Technology and war — Prichard exhibit explores link between technology, violence

The artificial killing machine exhibit at the Prichard Art Galery installed printing out reciepts every time an American drone strikes.

The inspiration and development of the Prichard Art Gallery’s latest exhibit, “Real and Implied,” did not arrive instantly.

“I had seen Suzanne’s photographs more than two years ago and was really taken. I started thinking ‘How do you put that in with something else?’” said Roger Rowley, director of the Prichard Art Gallery. “Then I saw ‘The Artificial Killing Machine’ and that notion of a different type of war, a way of minimizing what we are doing to soldiers, immediately I thought ‘OK, there is something there.’”

“Real and Implied” features four main exhibits covering the subjects of war and technology. Visitors of the gallery are first introduced to a looping video of dance group ELEVENPLAY + Rhizomatiks Research’s “24 Drones,” which portrays several dancers choreographed together with an army of aerial drones.

“For me that’s kinda like a setup,” Rowley said. “It’s kind of wonderful, awe inspiring and elegant.”

Though he said he believes visitors will also find the video powerful, he said he finds an ostensible presence of danger within the production.

“Immediately there is some sense of danger, some sense that something could go wrong between the dancers and the flying drones. There is a sense of an edge to it,” he said. “To me, that sets up the notion that we think of technology as a remote thing … how you proceed through the exhibit brings the potential danger of technology into sharper focus.”

Following the video, visitors are shown Jonathan Moore’s “Artificial Killing Machine,” an installation of several toy cap guns rigged to a computer monitoring all U.S. global drone strikes. When a strike is reported, one of the cap guns fires and a “receipt” detailing the strikes targets and estimated casualties is printed.

“Now we are talking about drones, but in a very different context,” Rowley said. “Yet there is still a feeling of the technology being very remote. There’s no threat of a bomb strike happening across the street in Moscow, it’s nothing that impacts our lives.”

After “Artificial Killing Machine,” gallery attendees head upstairs to take in Rosemarie Fiore’s “Gunflake Series,” a series of gun rubbings configured in the shape of snowflakes.

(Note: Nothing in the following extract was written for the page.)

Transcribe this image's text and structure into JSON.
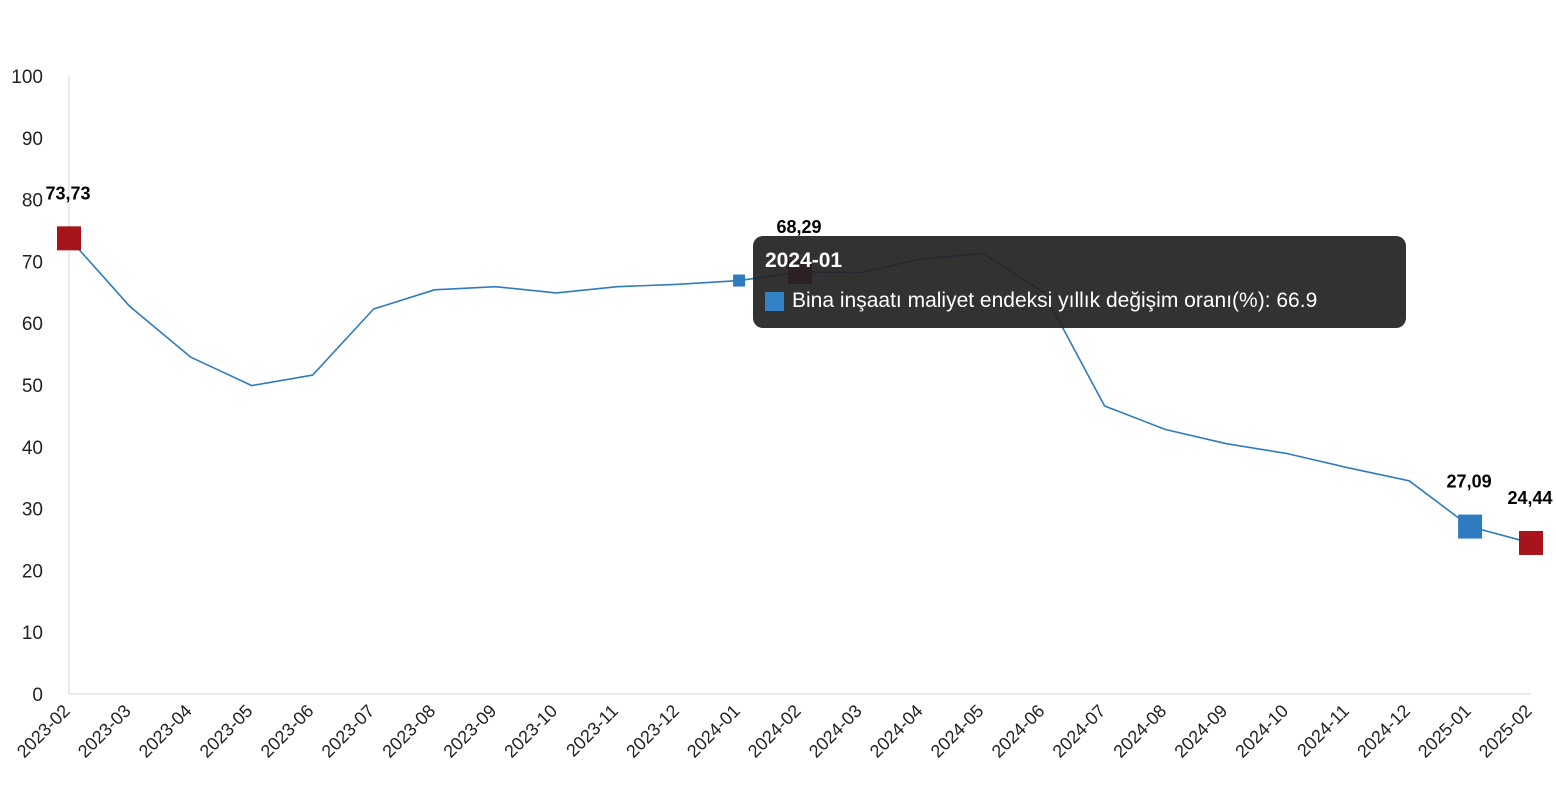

Fiore conceived the idea for snowflake-shaped gun rubbing after the terrorist attacks of 9/11 that shook her native home, New York City. In retrospect, she sees the rubbing as a reflection of the anxiety she felt following the attacks, especially given that she was away from New York studying art in New Mexico, she said.

“I was away from my community, thinking about war and terrorism,” Fiore said. “I went to a local gunshop in Roswell, New Mexico, and borrowed some guns for the rubbings. It became a peaceful object over a violent object.”

Although now the correlation between the rubbings and the collective nation-wide paranoia following 9/11 is obvious, at the time it did not occur to Fiore where her inspiration for the rubbings came from.

“When I was making the rubbings I didn’t realize I was making something related to the war,” she said. “I was away from my community. I was too close to understand why I was doing it. It wasn’t until further self-reflection that I understood it’s inspiration.”

The last piece of the exhibit, Suzanne Opton’s “Soldier” series, depicts Iraq and Afghanistan war veterans laying their heads down on a table in massive photographic prints. The series is meant to offer an intimate portrait of the effects of war on those that fight.

Rowley feels that the portraits do an incredible job of portraying the soldiers in an often unseen light. The high-resolution images reveal details often hidden, such as hints of acne testifying to the youth of those sent to fight overseas.

“It’s the soldiers that get sent off to fight the war. We got generals and presidents making decisions remotely about these things,” he said. “The trickle down effect is that we are sending out these individuals who have to do whatever strategy and tactics we say. They bear the history of that in the expressions you see in those pictures.”

Rowley said the correlation between remote decision making and its effects on real people is what tied the exhibit together.

“Real and Implied” can be viewed until Jan. 28, 2017.